In Turkey, as at the crossroads of continents, identity and strategy require balancing multiple worlds. The confrontation at the memorial march exemplifies how Turkey's positioning between Europe, the Middle East, and Central Asia creates domestic tensions as the country absorbs diverse populations while grappling with questions of citizenship, belonging, and protection under law.
Women's rights activists condemned the disruption as an attempt to divide victims of gender-based violence along ethnic lines. "Femicide is femicide regardless of the victim's nationality," said Canan Güllü of the We Will Stop Femicide Platform, an organization that tracks murders of women in Turkey. "Those who disrupted this march are more interested in nationalism than in protecting women's lives."
The incident follows rising tensions around migration in Turkish politics. Opposition parties, including the main opposition CHP and the nationalist İYİ Party, have called for accelerated repatriation of refugees and tighter border controls. The governing AKP has responded by highlighting Turkey's humanitarian obligations while also promising measures to facilitate refugee returns to Syria.
For Central Asian migrants in Turkey, particularly women, the situation is complicated by linguistic and cultural proximity that makes them visible as foreigners yet supposedly "similar" to Turks. This ambiguous position offers neither the protection of citizenship nor the international attention focused on Syrian refugees or Afghan asylum seekers.
Istanbul's Şişli district, where Khokimova was killed, hosts diverse migrant communities alongside established Turkish residents. Economic pressures and competition for housing and employment have strained intercommunal relations in working-class neighborhoods where different populations live in close proximity.

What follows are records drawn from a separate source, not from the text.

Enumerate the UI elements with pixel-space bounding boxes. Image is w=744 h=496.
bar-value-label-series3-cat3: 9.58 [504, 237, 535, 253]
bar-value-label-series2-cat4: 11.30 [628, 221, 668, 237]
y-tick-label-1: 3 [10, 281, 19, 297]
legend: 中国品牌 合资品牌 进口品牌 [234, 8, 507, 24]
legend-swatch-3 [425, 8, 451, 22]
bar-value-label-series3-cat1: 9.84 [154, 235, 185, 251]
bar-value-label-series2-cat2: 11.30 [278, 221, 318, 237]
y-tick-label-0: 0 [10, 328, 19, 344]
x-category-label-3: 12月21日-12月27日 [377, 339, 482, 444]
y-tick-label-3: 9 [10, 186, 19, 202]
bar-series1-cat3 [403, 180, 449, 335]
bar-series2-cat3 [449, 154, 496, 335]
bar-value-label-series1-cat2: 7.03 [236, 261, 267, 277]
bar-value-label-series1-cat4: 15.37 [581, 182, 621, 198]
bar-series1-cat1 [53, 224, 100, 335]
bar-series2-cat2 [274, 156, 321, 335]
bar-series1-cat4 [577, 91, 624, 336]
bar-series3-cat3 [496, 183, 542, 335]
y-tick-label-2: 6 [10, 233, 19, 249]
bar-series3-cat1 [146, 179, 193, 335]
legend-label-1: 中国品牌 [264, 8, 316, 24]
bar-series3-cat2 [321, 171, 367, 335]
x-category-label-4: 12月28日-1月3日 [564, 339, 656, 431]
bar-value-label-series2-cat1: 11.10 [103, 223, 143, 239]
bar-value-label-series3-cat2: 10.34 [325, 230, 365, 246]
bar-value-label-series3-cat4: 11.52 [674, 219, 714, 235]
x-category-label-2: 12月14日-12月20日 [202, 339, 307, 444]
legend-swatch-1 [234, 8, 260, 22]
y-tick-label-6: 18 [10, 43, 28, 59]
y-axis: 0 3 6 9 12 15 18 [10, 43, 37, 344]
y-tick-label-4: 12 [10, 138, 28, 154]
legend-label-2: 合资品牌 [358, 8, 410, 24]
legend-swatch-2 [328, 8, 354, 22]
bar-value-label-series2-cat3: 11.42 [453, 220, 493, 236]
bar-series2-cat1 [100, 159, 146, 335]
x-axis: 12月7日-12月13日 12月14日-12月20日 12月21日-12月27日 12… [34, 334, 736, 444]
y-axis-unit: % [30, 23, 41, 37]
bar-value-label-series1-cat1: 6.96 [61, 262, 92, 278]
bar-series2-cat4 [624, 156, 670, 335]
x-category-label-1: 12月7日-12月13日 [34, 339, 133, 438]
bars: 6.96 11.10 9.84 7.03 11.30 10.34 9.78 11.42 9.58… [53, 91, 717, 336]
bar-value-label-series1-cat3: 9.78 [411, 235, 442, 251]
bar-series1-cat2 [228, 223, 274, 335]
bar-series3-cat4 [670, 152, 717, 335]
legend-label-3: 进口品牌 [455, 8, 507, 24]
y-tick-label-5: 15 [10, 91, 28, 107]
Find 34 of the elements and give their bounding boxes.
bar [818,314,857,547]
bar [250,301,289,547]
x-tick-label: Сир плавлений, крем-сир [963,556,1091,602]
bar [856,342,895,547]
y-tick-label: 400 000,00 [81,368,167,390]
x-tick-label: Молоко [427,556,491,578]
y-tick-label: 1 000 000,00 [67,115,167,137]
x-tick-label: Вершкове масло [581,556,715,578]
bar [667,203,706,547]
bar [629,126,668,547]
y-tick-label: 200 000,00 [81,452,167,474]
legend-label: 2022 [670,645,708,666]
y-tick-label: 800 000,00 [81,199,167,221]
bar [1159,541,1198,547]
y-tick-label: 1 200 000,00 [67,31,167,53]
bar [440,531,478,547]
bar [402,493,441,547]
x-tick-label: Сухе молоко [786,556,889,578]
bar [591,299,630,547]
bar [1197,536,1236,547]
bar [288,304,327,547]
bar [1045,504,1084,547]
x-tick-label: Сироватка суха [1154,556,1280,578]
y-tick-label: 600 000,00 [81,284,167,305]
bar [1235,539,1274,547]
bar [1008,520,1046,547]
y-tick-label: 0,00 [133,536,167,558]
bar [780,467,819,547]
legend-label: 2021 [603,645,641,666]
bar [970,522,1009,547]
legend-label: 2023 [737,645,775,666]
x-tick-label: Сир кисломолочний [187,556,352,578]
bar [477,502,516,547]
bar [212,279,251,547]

Turkish civil society organizations monitoring femicide have documented increasing violence against women amid economic instability and erosion of legal protections. Turkey's withdrawal from the Istanbul Convention—a European treaty on preventing violence against women—in 2021 was condemned by women's rights groups as a signal that gender-based violence would not be prioritized by authorities.
The murder case and its aftermath have received limited coverage in government-aligned Turkish media, which has focused instead on broader migration policy debates. Opposition media and social platforms have provided more extensive reporting on the case and the disrupted memorial march.
Police response to the confrontation has also drawn scrutiny. While officers did remove the nationalist demonstrators, women's groups questioned why the disruptive group was allowed to approach the memorial march and whether authorities adequately protected participants' right to assembly.
As Turkey approaches elections, the intersection of gender violence, migration, and nationalist mobilization presents a volatile political terrain. For women's rights activists, the challenge is maintaining solidarity across ethnic and national boundaries while authorities and political movements increasingly emphasize division and exclusion. The confrontation in Şişli suggests that struggle will intensify before it improves.